Bolu’daki otel yangını bir kıvılcım gibi çaktı, ama etkisi tüm Türkiye’ye yayıldı. Gözümüzü açtı desek yeridir. O facianın ardından değişen itfaiye yönetmeliği ve başlayan sıkı denetimler şimdi Trabzon’da da yankı buldu. Ve bu sefer işler sadece “evrak tamam” seviyesinde kalmadı, sahaya inildi. Gerçek denetimler yapıldı. Eksikler tespit edildi, bazı oteller baştan sona elden geçirildi. Öyle “var mı var”la geçiştirilen sistemler değil, gerçekten iş gören, hayat kurtaran sistemler kuruldu.
Bu değişimin ne kadar yerinde olduğunu geçtiğimiz günlerde bir olay kanıtladı aslında. Denetim sonrası yenilenen sistemlerden birine sahip bir otelde yangın çıktı. Ama korkulacak bir durum yaşanmadı. Otomatik söndürme sistemi devreye girdi, kimsenin eline yangın tüpü almasına bile gerek kalmadı. İşte bu! İşi kuralına göre yapınca, hayat kurtuluyor. Lafla değil, işle yangına karşı duruluyor.
Ama her yerde işler yolunda mı? Maalesef değil…
Araklı’dan gelen haber düşündürücü. Otelinin denetimlerde haksız yere takıldığını düşünen bir işletmeci, tepkisini ilginç bir şekilde gösterdi. Ses sistemi kurdu, balkondan Cumhurbaşkanı Erdoğan’ın konuşmasını açtı, ilçe meydanına yayın yaptı. Dert büyük belli. Ama meseleye gösteriyle değil, gereğini yaparak çözüm bulmak gerek. Çünkü konu basit bir ruhsat meselesi değil, can güvenliği.
Sonrası daha da ilginç… Aynı otelin ikinci denetiminde sözde “tamamladım” denilen eksiklerin aslında sadece etiketi değişmiş olduğu ortaya çıktı. Eski sistem aynı, sadece kabuğu farklı. Kusura bakmayın ama bu artık trajikomik. Hayat kurtarması gereken bir sistemle bu kadar oynamak da nedir?
İşte bu yüzden bu denetimler çok kıymetli. Ve yetkililer de çok net: kimseyi zor durumda bırakmak gibi bir dert yok ama ihmale asla geçit de yok.
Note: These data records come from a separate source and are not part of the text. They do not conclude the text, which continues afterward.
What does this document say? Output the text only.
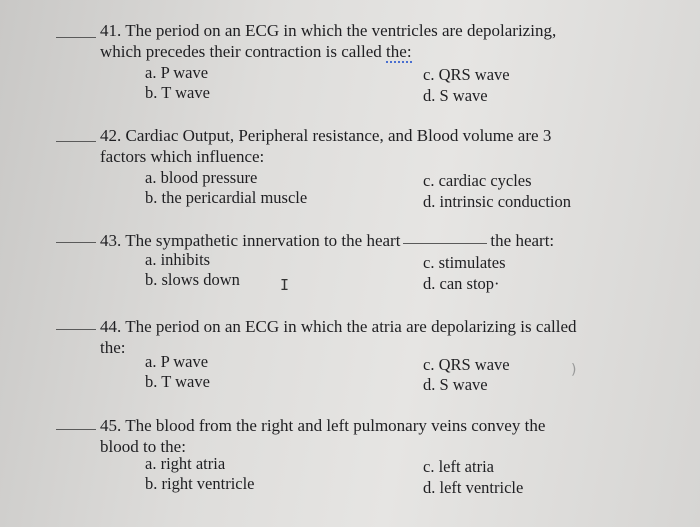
41. The period on an ECG in which the ventricles are depolarizing,
which precedes their contraction is called the:
a. P wave
b. T wave
c. QRS wave
d. S wave
42. Cardiac Output, Peripheral resistance, and Blood volume are 3
factors which influence:
a. blood pressure
b. the pericardial muscle
c. cardiac cycles
d. intrinsic conduction
43. The sympathetic innervation to the heart	the heart:
a. inhibits
b. slows down
c. stimulates
d. can stop·
I
44. The period on an ECG in which the atria are depolarizing is called
the:
a. P wave
b. T wave
c. QRS wave
d. S wave
)
45. The blood from the right and left pulmonary veins convey the
blood to the:
a. right atria
b. right ventricle
c. left atria
d. left ventricle
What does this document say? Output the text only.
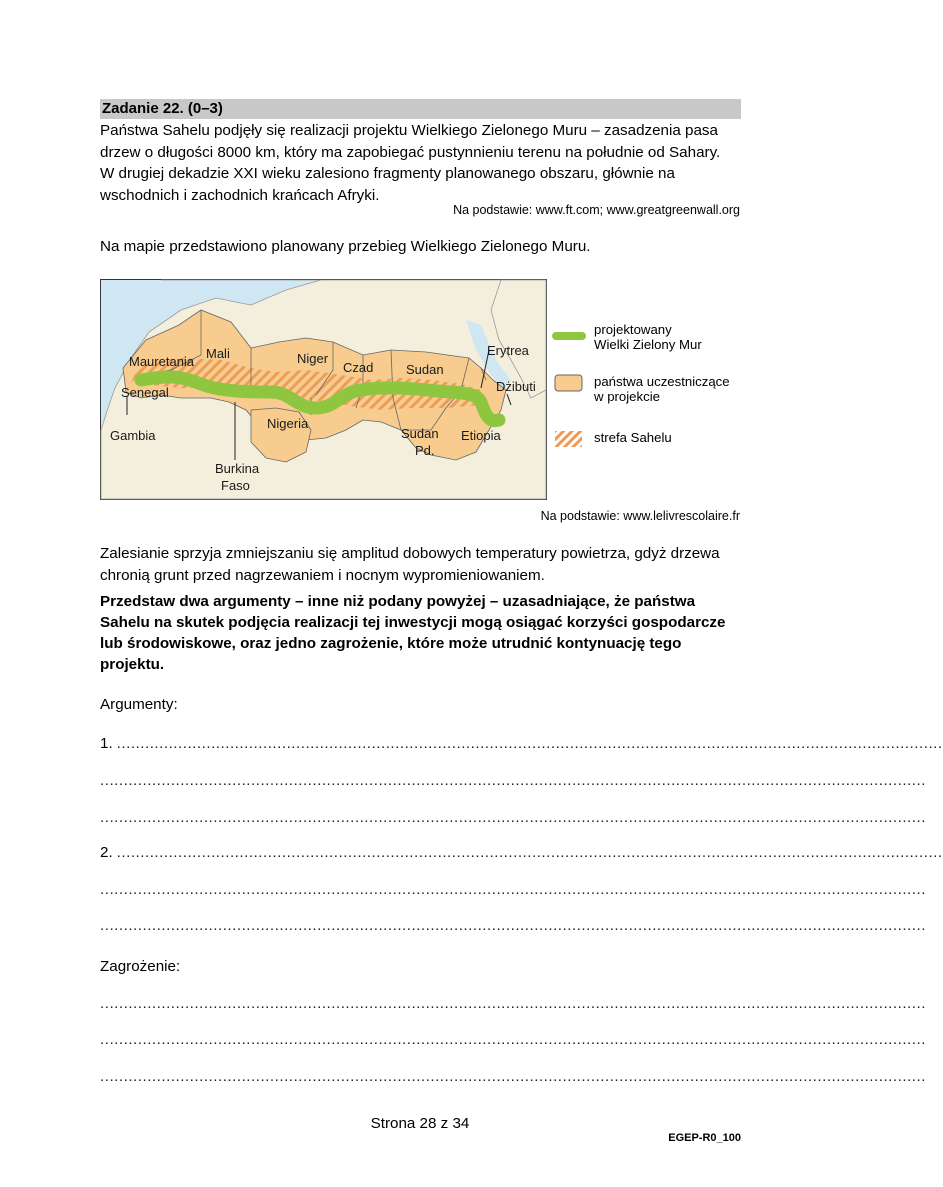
Zadanie 22. (0–3)

Państwa Sahelu podjęły się realizacji projektu Wielkiego Zielonego Muru – zasadzenia pasa

drzew o długości 8000 km, który ma zapobiegać pustynnieniu terenu na południe od Sahary.

W drugiej dekadzie XXI wieku zalesiono fragmenty planowanego obszaru, głównie na

wschodnich i zachodnich krańcach Afryki.

Na podstawie: www.ft.com; www.greatgreenwall.org

Na mapie przedstawiono planowany przebieg Wielkiego Zielonego Muru.

Mauretania
Mali	Niger
Czad	Sudan
Erytrea
Dżibuti
Senegal
Gambia
Nigeria
Sudan
Pd.
Etiopia
Burkina
Faso
projektowany
Wielki Zielony Mur
państwa uczestniczące
w projekcie
strefa Sahelu
Na podstawie: www.lelivrescolaire.fr

Zalesianie sprzyja zmniejszaniu się amplitud dobowych temperatury powietrza, gdyż drzewa

chronią grunt przed nagrzewaniem i nocnym wypromieniowaniem.

Przedstaw dwa argumenty – inne niż podany powyżej – uzasadniające, że państwa

Sahelu na skutek podjęcia realizacji tej inwestycji mogą osiągać korzyści gospodarcze

lub środowiskowe, oraz jedno zagrożenie, które może utrudnić kontynuację tego

projektu.

Argumenty:

1. ...............................................................................................................................................................................
...............................................................................................................................................................................
...............................................................................................................................................................................
2. ...............................................................................................................................................................................
...............................................................................................................................................................................
...............................................................................................................................................................................

Zagrożenie:

...............................................................................................................................................................................
...............................................................................................................................................................................
...............................................................................................................................................................................
Strona 28 z 34
EGEP-R0_100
Yangın bir felaket. Öncesi ihmalle, sonrası pişmanlıkla dolu olmasın diye bu denetimlerin hakkını vermek hepimizin sorumluluğu. İtfaiye yönetmeliği kağıt üstünde bir zorunluluk değil, yaşanmış acıların sonucudur. Gereğini yapmak hepimizin boynunun borcu.